One shipment has already been canceled because of missed deadlines, an economic blow that officials say means the loss of millions of dollars a year to the area.

Idaho Attorney General Lawrence Wasden has refused to sign a waiver to the 1995 agreement allowing the shipments until receiving some kind of assurance that the 900,000 gal. of liquid waste currently stored underground at the 890-sq.-mi. (2,305 sq km) nuclear facility will be converted to solid form.

Negotiations between Wasden and Department of Energy officials broke down last year.

A spokeswoman said the attorney general's office had no comment on the missed deadline.

Natalie Clough, hazardous waste compliance manager with the Idaho Department of Environmental Quality, said state officials expected the federal agency to submit a new timeline in August.

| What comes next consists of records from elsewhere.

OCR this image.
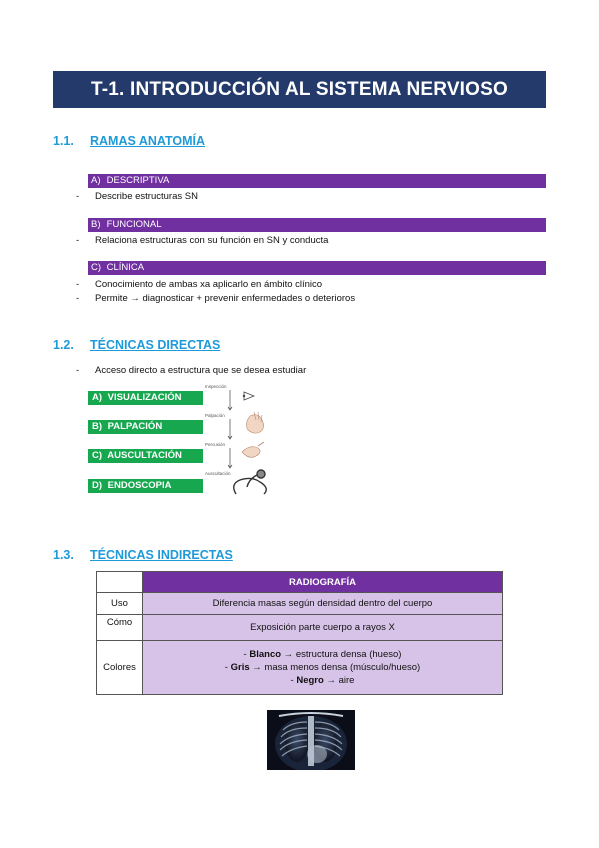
T-1. INTRODUCCIÓN AL SISTEMA NERVIOSO
1.1. RAMAS ANATOMÍA
A) DESCRIPTIVA
- Describe estructuras SN
B) FUNCIONAL
- Relaciona estructuras con su función en SN y conducta
C) CLÍNICA
- Conocimiento de ambas xa aplicarlo en ámbito clínico
- Permite → diagnosticar + prevenir enfermedades o deterioros
1.2. TÉCNICAS DIRECTAS
- Acceso directo a estructura que se desea estudiar
A) VISUALIZACIÓN
B) PALPACIÓN
C) AUSCULTACIÓN
D) ENDOSCOPIA
Inspección
Palpación
Percusión
Auscultación
1.3. TÉCNICAS INDIRECTAS
	RADIOGRAFÍA
Uso	Diferencia masas según densidad dentro del cuerpo
Cómo	Exposición parte cuerpo a rayos X
Colores	- Blanco → estructura densa (hueso)
- Gris → masa menos densa (músculo/hueso)
- Negro → aire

“We do know that DOE and their contractors have been working diligently to address multiple issues that have occurred,” Clough said. “However, we still expect compliance with the agreement that is in place.”

The 1995 agreement hammered out by former Gov. Phil Batt followed a federal lawsuit between Idaho and the Department of Energy settled in Idaho's favor. That started when then-Gov. Cecil Andrus became concerned the eastern Idaho federal facility was becoming a nuclear waste repository.

Andrus, who remains involved in the state's nuclear debate, said he wasn't surprised by Friday's announcement and remains concerned about nuclear waste stored above the Lake Erie-sized Eastern Snake Plain Aquifer, which provides water for the region.

“The [Department of Energy] has a history of never meeting deadlines,” he said. “Each day that passes with that high-level liquid waste below ground in 50-year-old tanks is a potential threat to the quality of the aquifer and therefore to the economy of the state of Idaho.”

Zimmerman said two main problems exist in converting the liquid waste. The first is that a bark-like substance halfway between a liquid and solid has been forming during the conversion process and is causing problems.

The second is that a key component in the main processing vessel needs to be repaired or replaced. Zimmerman said either option could take up to three months.

He said the federal agency remains focused on getting the plant working and wasn't looking at alternatives. He also said he had a high level of confidence the plant would eventually be successful, but didn't offer a timeline.

“We recognize the impact missing that milepost has to other operations,” he said, but added, “We will not begin the radioactive process until we know we can do that safely.”